For nearly 20 years I have studied host-microbial interactions, with a primary focus on leveraging genomic and bioinformatic approaches to elucidate mechanisms that regulate inflammation and host defense during infection with zoonotic microbes. During my PhD in Judy Appleton’s lab at Cornell University’s Baker Institute for Animal Health, I studied the immune response during chronic infection with the parasitic helminth, Trichinella spiralis. This work led to the identification of the cytokines IL10 and TGF-β, and eosinophils, as critical regulators of inflammation and immunity to chronic helminth infection. As as postdoc in David Roos’ lab at UPenn, my work shifted from helminth to protozoan parasites, and I began to employ genome-wide transcriptional profiling and genetic screens to identify novel players involved signaling pathways that regulate both immunity and pathogenic inflammation. The results of these studies helped shed light on important immune effector mechanisms, ranging from IL27 signaling in Tregs, to identifying novel enhancers of STAT1 signaling, to reactive oxygen species production by infected monocytes, to TLR3-dependent type I interferon production. In January of 2013, I began a faculty position in the School of Veterinary Medicine at UPenn, were I Co-founded and continue to Co-direct the Center for Host-Microbial Interactions (CHMI). My primary research mission in this role is to develop interdisciplinary ‘One-health’ projects related to microbiology and infectious diseases. In parallel with my research program, I work to engage trainees at the University level in bioinformatics training for managing and analyzing genomic datasets.
Amanda is a PhD student in the Immunology Graduate Group (IGG) and spent her 1st rotation with us. The goal of Amanda’s project was to interrogate the host transcriptional response during infection-induced dysbiosis, and to identify the microbes or microbial factors associated with inflammation leading to sepsis. Amanda used an infection with Toxoplasma gondii to induce severe dysbiosis fand collected gut tissue, stool and created a microbial isolate collection from mice at 0, 2, 5, and 8 days post-infection. Amanda then worked to isolate RNA from these tissues and prepare sequence-ready libraries.

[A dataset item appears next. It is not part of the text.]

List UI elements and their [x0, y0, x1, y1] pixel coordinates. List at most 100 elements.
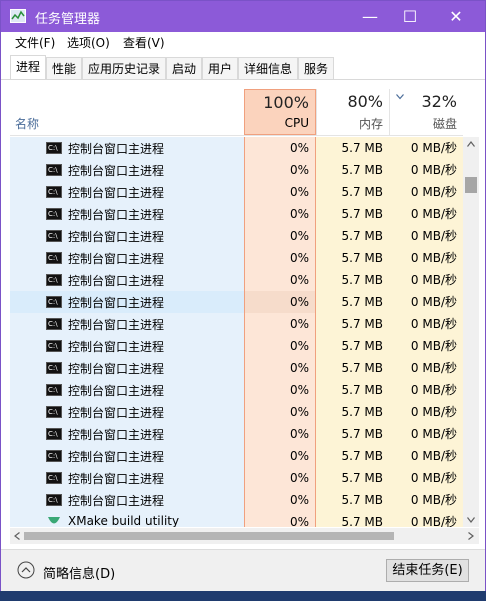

The goal of this project is to try to use RNAseq to simultaneous profile host and microbial gene expression during dysbiosis. This data set will provide insight into microbial community structure AND function during dysbiosis, as well as profiling the host response…all from the same sample.
Jake is a PhD student in the Genomics and Computational Biology (GCB) graduate group and spent his 2nd rotation with us. He employed ‘hybrid’ (short + long read) genome assembly methods to generate one of the first complete genomes for Clostridium hiranonis, a bile-acid producing member of the gut microbiome that is implicated in maintaining gut health through the production of secondary bile acids. Jake then annotated this genome and used comparative genomic approaches to understand population genetics of C. hiranonis across animals and humans. Since there is only one other complete genome available for this organism, Jake turned to mining our shotgun metagenomic data from animal stool samples and identified ~20 samples for which the metagenomic reads provide at least 100x coverage of the C. hiranonis genome. He used contigs from the metagenome assembled genomes (MAGs) in his comparative analysis.